At her birthday party with friends this year, I asked that instead of gifts for DD, every child bring a wrapped book for an exchange. It went beautifully, everyone had a package to open, everyone went home with a gift (including DD) - and not junk, we got to see lots of different cool books and happy kids, and we didn't have to haul home a bunch of stuff that would clutter our house. Oh, and there were no names on the packages, so no one really knew who brought what, except for the person who brought it, so everything was "fair" and there was no spending war (not that I see a lot of that around here). This happens a lot in DD's little circle of friends - exchanges instead of gifts for just the birthday kid. Books, art supplies, things like that, often with a spending limit.
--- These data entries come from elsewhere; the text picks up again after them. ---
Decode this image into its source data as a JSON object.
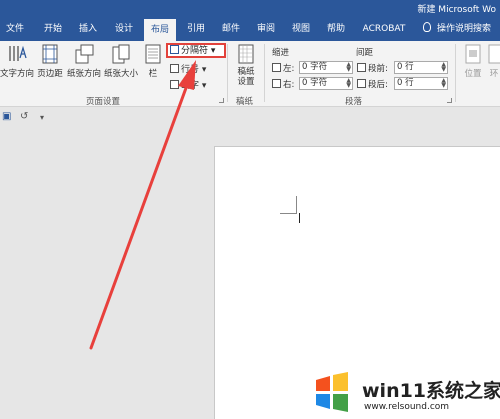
{
  "title_bar": {
    "title": "新建 Microsoft Wo"
  },
  "tabs": [
    {
      "label": "文件"
    },
    {
      "label": "开始"
    },
    {
      "label": "插入"
    },
    {
      "label": "设计"
    },
    {
      "label": "布局",
      "active": true
    },
    {
      "label": "引用"
    },
    {
      "label": "邮件"
    },
    {
      "label": "审阅"
    },
    {
      "label": "视图"
    },
    {
      "label": "帮助"
    },
    {
      "label": "ACROBAT"
    }
  ],
  "tell_me": "操作说明搜索",
  "ribbon": {
    "page_setup": {
      "text_direction": "文字方向",
      "margins": "页边距",
      "orientation": "纸张方向",
      "size": "纸张大小",
      "columns": "栏",
      "breaks": "分隔符",
      "line_numbers": "行号",
      "hyphenation": "断字",
      "group_label": "页面设置"
    },
    "manuscript": {
      "setup_line1": "稿纸",
      "setup_line2": "设置",
      "group_label": "稿纸"
    },
    "paragraph": {
      "indent_header": "缩进",
      "spacing_header": "间距",
      "left_label": "左:",
      "left_value": "0 字符",
      "right_label": "右:",
      "right_value": "0 字符",
      "before_label": "段前:",
      "before_value": "0 行",
      "after_label": "段后:",
      "after_value": "0 行",
      "group_label": "段落"
    },
    "arrange": {
      "position": "位置",
      "wrap": "环"
    }
  },
  "watermark": {
    "title": "win11系统之家",
    "url": "www.relsound.com"
  },
  "colors": {
    "brand": "#2b579a",
    "highlight": "#e2423b"
  }
}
Everyone ends up happy, it's a way to avoid junky plastic stuff if that matters to you, and it makes the birthday party less about GETTING and more about sharing a happy occasion.
post #58 of 69
Well, we (I mean our family and our circle of friends) has gone with a "no presents please" policy for birthday parties. They're 4, or turning 4, and don't miss it. They get together for a good time, play, eat cake, and laugh
No one's feelings get hurt and there is no focus on presents.
xoxo
Charlotte
post #59 of 69
Quote:
Originally Posted by Lady Madonna View Post
At her birthday party with friends this year, I asked that instead of gifts for DD, every child bring a wrapped book for an exchange. It went beautifully, everyone had a package to open, everyone went home with a gift (including DD) - and not junk, we got to see lots of different cool books and happy kids, and we didn't have to haul home a bunch of stuff that would clutter our house. Oh, and there were no names on the packages, so no one really knew who brought what, except for the person who brought it, so everything was "fair" and there was no spending war (not that I see a lot of that around here). This happens a lot in DD's little circle of friends - exchanges instead of gifts for just the birthday kid. Books, art supplies, things like that, often with a spending limit. Everyone ends up happy, it's a way to avoid junky plastic stuff if that matters to you, and it makes the birthday party less about GETTING and more about sharing a happy occasion.
I've been reading this thread with such a heavy heart -- worrying about the parties to come. So far, my 3 year old has only been to "no present" type parties, and has only had family at his own parties.

I can't tell you how FABULOUS I think this idea is! Thank you, thank you, thank you!!!

--Olive
post #60 of 69
Olive, I'm so glad the idea of an exchange helps you a bit. Honestly, I picked it up from other families, and just thought it was a great idea. I made sure that I picked up a couple extra books to include, just in case someone forgot about the exchange or wasn't in a position to bring a gift - no child got disappointed or excluded.

DD gets *more* than enough gifts from family and non-party friends - on her birthday this year, about 2 hours total was spent opening just those gifts, because Nana and Pappy live far away, and they send BIG packages for birthday and holiday time! And the kids have great fun comparing what they got - I've even seen a few instances of swapping going on, totally negotiated by the kids! And there's still gift opening, but everyone participates, which is just really nice IMHO.